Verdammte Heldin

Gestern habe ich etwas gemacht, das ich eigentlich nicht mehr tun wollte, das ist einfach vorbei. Ich habe sieben Stunden Seminar gehalten (und auch noch Premiere), obwohl ich furchtbar erkältet und morgens mit Fieber aufgewacht war. Ich, Fieber! Das kommt alle paar Jahre mal vor, bei meinem Stoffwechsel. Aber es wäre endlos blöde gewesen, abzusagen, zu verschieben, alles wieder neu zu organisieren etc.
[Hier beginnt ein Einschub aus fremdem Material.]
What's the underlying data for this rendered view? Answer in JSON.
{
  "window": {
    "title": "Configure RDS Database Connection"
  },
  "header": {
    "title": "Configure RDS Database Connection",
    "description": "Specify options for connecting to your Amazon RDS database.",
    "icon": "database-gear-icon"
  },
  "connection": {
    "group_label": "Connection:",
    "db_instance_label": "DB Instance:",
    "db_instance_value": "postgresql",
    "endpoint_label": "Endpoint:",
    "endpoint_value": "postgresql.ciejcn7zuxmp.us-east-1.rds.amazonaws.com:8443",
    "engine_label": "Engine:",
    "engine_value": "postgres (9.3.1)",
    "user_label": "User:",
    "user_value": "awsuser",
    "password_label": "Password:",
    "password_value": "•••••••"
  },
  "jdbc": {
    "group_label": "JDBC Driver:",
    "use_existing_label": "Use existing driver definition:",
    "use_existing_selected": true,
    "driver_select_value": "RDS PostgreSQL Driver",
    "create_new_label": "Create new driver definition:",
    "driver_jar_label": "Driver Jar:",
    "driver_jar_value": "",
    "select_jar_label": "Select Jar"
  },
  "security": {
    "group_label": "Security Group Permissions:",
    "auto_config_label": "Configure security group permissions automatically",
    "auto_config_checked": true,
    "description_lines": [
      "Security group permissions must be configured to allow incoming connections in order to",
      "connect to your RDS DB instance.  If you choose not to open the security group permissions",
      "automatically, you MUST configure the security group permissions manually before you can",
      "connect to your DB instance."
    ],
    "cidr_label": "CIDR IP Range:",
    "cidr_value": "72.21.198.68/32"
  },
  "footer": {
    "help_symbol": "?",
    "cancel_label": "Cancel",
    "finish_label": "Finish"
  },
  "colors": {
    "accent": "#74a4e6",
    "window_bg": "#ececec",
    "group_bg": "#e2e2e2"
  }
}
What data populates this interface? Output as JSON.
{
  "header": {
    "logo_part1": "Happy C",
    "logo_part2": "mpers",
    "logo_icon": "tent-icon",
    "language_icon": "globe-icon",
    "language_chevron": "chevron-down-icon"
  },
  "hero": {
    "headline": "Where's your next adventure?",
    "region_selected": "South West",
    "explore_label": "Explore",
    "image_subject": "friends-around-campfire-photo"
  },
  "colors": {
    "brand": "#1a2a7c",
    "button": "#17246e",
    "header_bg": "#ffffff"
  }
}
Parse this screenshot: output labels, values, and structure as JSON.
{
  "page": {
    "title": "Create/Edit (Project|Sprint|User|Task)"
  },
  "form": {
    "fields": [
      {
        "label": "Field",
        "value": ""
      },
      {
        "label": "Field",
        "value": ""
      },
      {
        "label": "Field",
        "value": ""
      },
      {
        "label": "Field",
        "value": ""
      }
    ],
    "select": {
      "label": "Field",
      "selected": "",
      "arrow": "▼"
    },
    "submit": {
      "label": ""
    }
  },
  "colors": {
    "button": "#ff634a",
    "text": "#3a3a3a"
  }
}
So stand ich mit Hilfe von Ephedrin im Aspirin Komplex gepusht vor 17 Leuten und war ganz froh, mit Haltung bewahren etwas von meiner Aufregung abgelenkt zu sein. Zwischendurch war alles ganz unwirklich und meine Stimme dröhnte in meinem rauschenden, leeren Kopf, aber irgendwie muss es gut gewesen sein.
Zumindest hat der Cheffe, der eine Viertelstunde drin war, um kritisch zu schauen, voller Begeisterung Nachschlag geordert.

Ich würde im Februar nächsten Jahres auch alle privaten Interessenten sammeln und mal einen Samstag referieren.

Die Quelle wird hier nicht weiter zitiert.